Now recently, for whatever reason, the tide of my desire for God has flowed in again. I am once again aware that I can experience what Jesus promises in the Beatitudes, that they are not just empty words.
And I also know that this happens when I diligently practice with meditation, prayer, and self-awareness throughout the day. It happens when I orient my life around the things that matter, by reading things that encourage me, by doing what I can to remain mentally and physically fresh and alert, by practicing trust and faith when stress and worry threaten to overwhelm me.
Now you may express how you stay centered in God differently. You may have very different kinds of spiritual practice. That doesn’t matter. What matters is that if you want holiness of life, you apply yourself towards it, day in and day out.

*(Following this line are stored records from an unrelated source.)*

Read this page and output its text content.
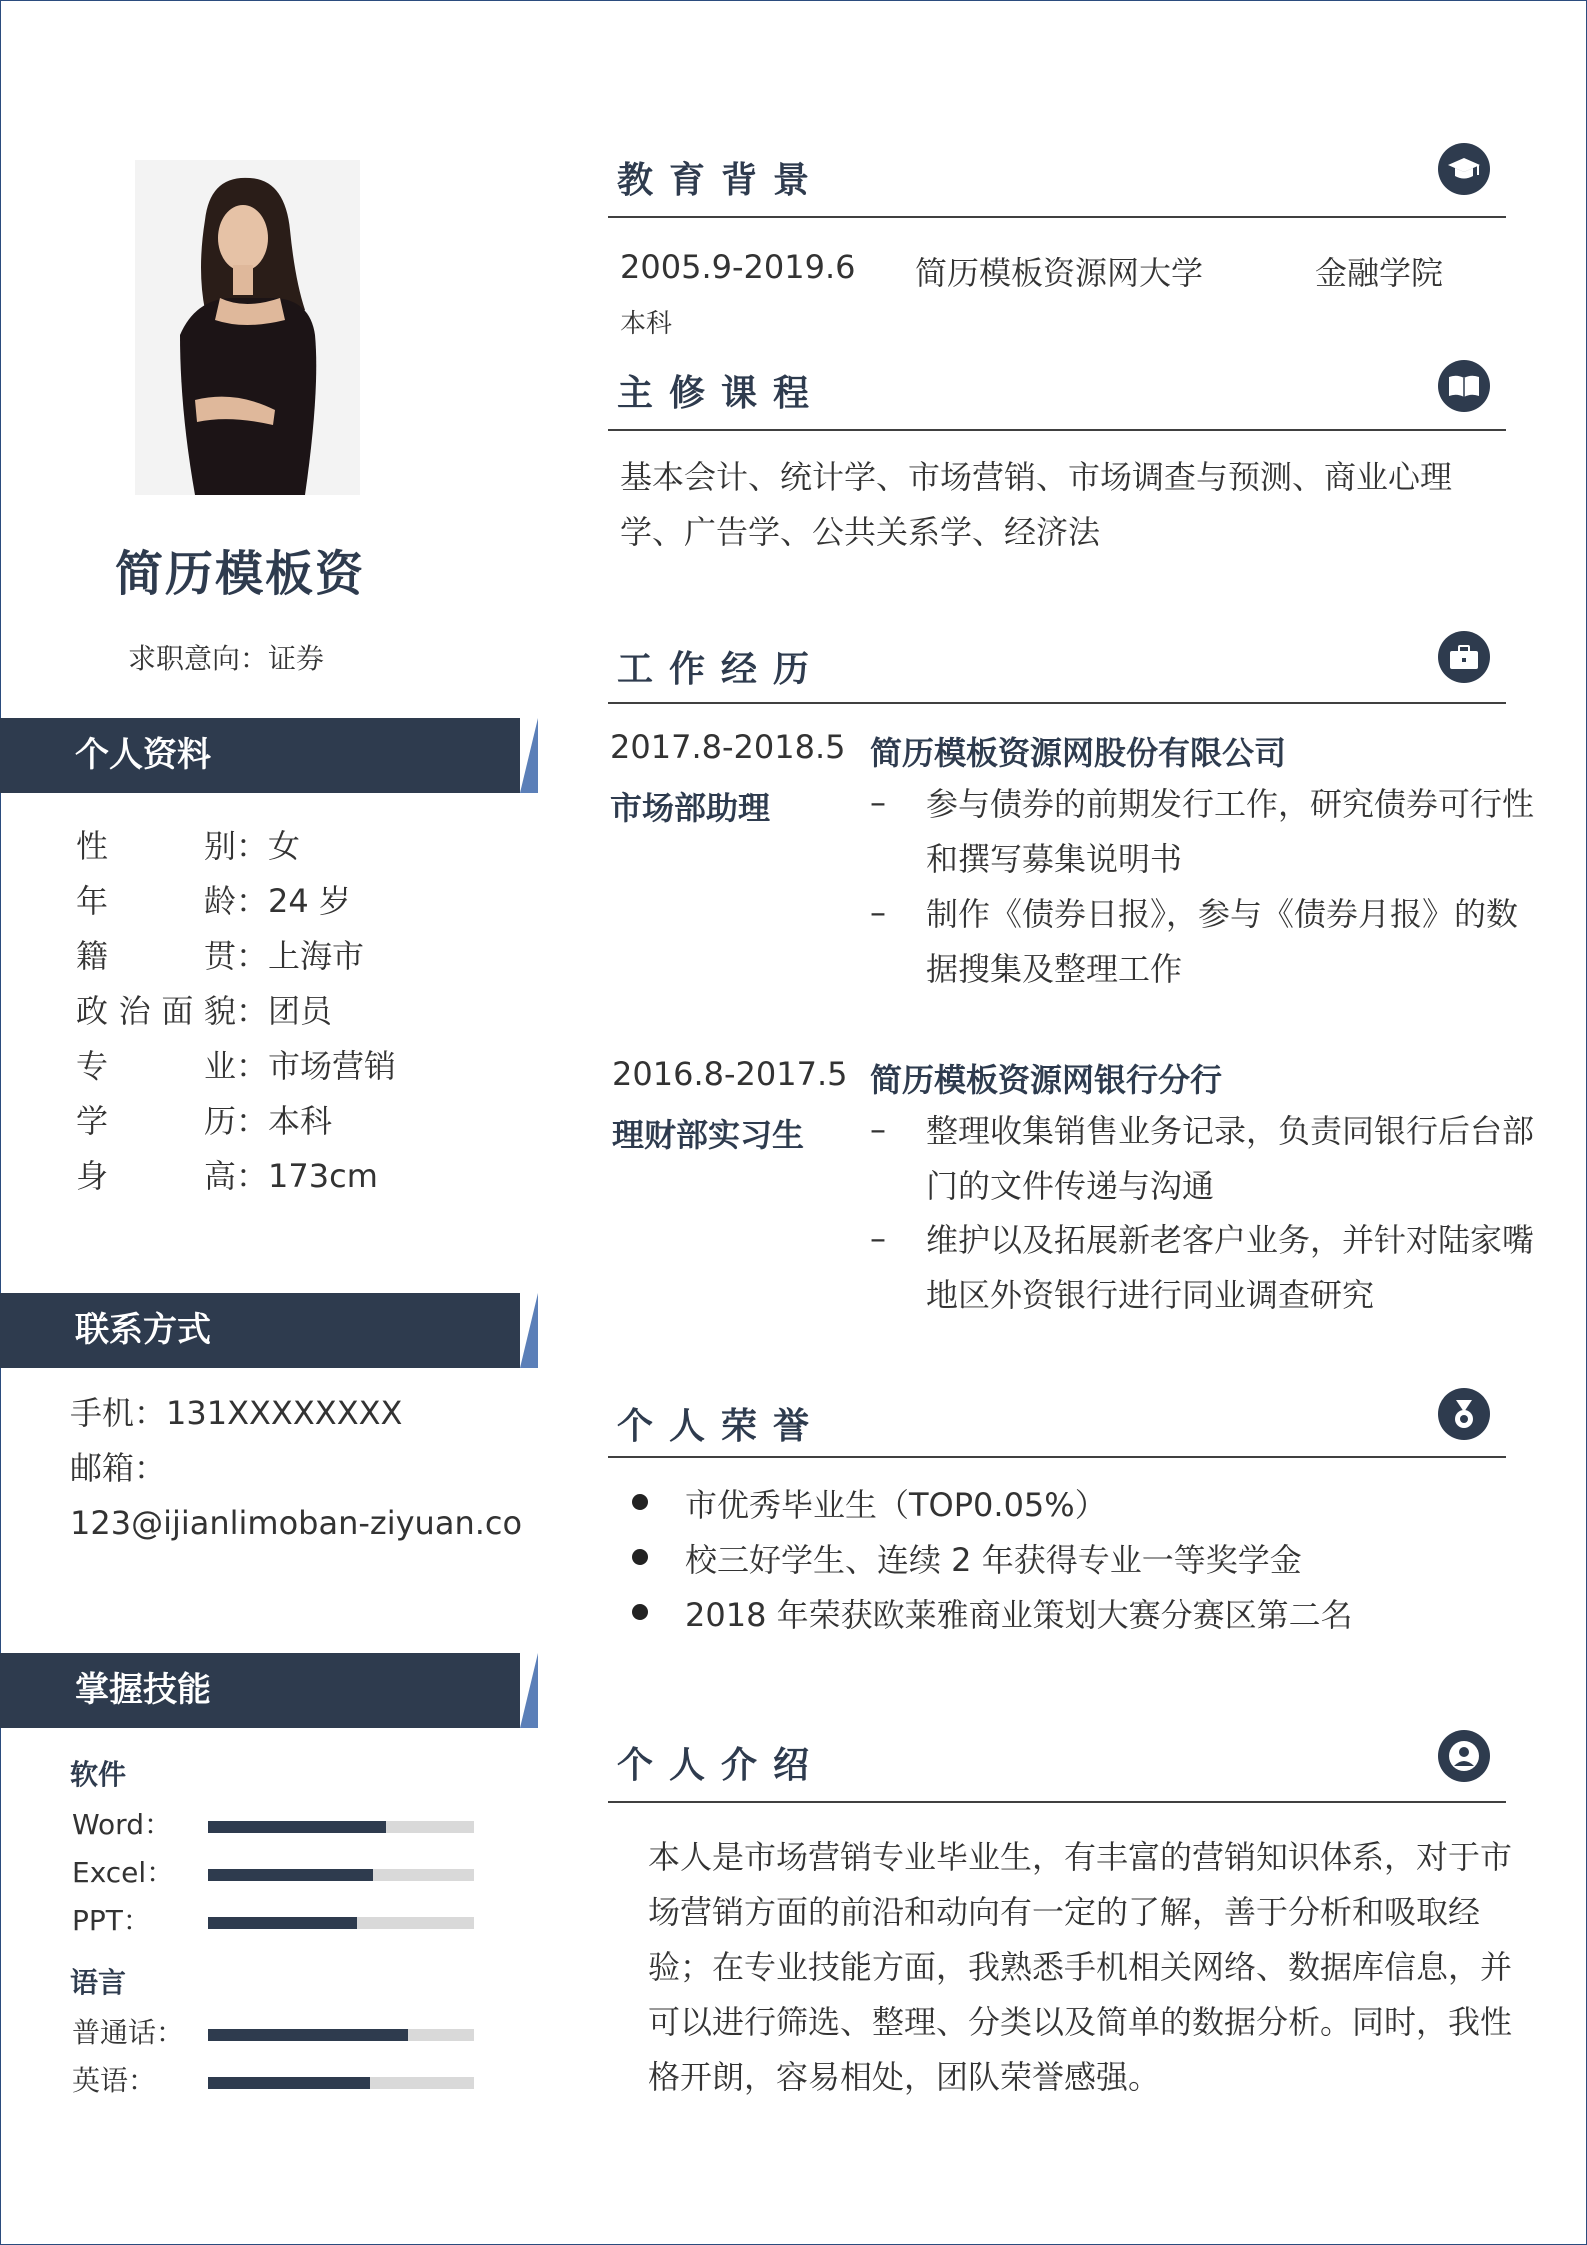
简历模板资
求职意向：证券
个人资料
性别：女
年龄：24 岁
籍贯：上海市
政治面貌：团员
专业：市场营销
学历：本科
身高：173cm
联系方式
手机：131XXXXXXXX
邮箱：
123@ijianlimoban-ziyuan.co
掌握技能
软件
Word：
Excel：
PPT：
语言
普通话：
英语：
教育背景
2005.9-2019.6 简历模板资源网大学	金融学院
本科
主修课程
基本会计、统计学、市场营销、市场调查与预测、商业心理学、广告学、公共关系学、经济法
工作经历
2017.8-2018.5 简历模板资源网股份有限公司
市场部助理	– 参与债券的前期发行工作，研究债券可行性和撰写募集说明书
– 制作《债券日报》，参与《债券月报》的数据搜集及整理工作
2016.8-2017.5 简历模板资源网银行分行
理财部实习生 – 整理收集销售业务记录，负责同银行后台部门的文件传递与沟通
– 维护以及拓展新老客户业务，并针对陆家嘴地区外资银行进行同业调查研究
个人荣誉
市优秀毕业生（TOP0.05%）
校三好学生、连续 2 年获得专业一等奖学金
2018 年荣获欧莱雅商业策划大赛分赛区第二名
个人介绍
本人是市场营销专业毕业生，有丰富的营销知识体系，对于市场营销方面的前沿和动向有一定的了解，善于分析和吸取经验；在专业技能方面，我熟悉手机相关网络、数据库信息，并可以进行筛选、整理、分类以及简单的数据分析。同时，我性格开朗，容易相处，团队荣誉感强。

Three weeks ago, I participated in a funeral for someone whom I only knew a few weeks. I had been called in because he wanted to talk about how to make his final journey towards death. Doug was not a member; he wasn’t even a Christian, and barely even a person of faith. None of that mattered. Because in the course of the conversation it became abundantly clear to me that I was talking with a saint.
He lived the Beatitudes. He lived the Baptismal Covenant. He was humble and pure of heart. He cared when things needed to be set right, and did something about it. He looked for the good in others and respected their dignity, even when they were very difficult people. He was a reconciler, and shed light wherever he went.
And because he did, he experienced what Jesus promises. He knew mercy and purity of heart; his hunger was filled with abundant life. Everyone who attended his funeral said this about him. You could see his light in their faces.
Doug is one of those on our ofrenda today. I put him there to honor his life, to show my appreciation for who he was. But I also put him there in order to remember that it is possible for me to be a saint, too, like him.
It’s not easy to become a saint. It’s not easy to live into the Beatitudes, or to fulfill the vows of the Baptismal Covenant. But it is possible. Those saints that shine with God’s light are not a special breed apart. They are as human, as flawed, as you and me. The only difference is that they kept aiming towards the life that Jesus said was possible. And in doing so, they proved him right.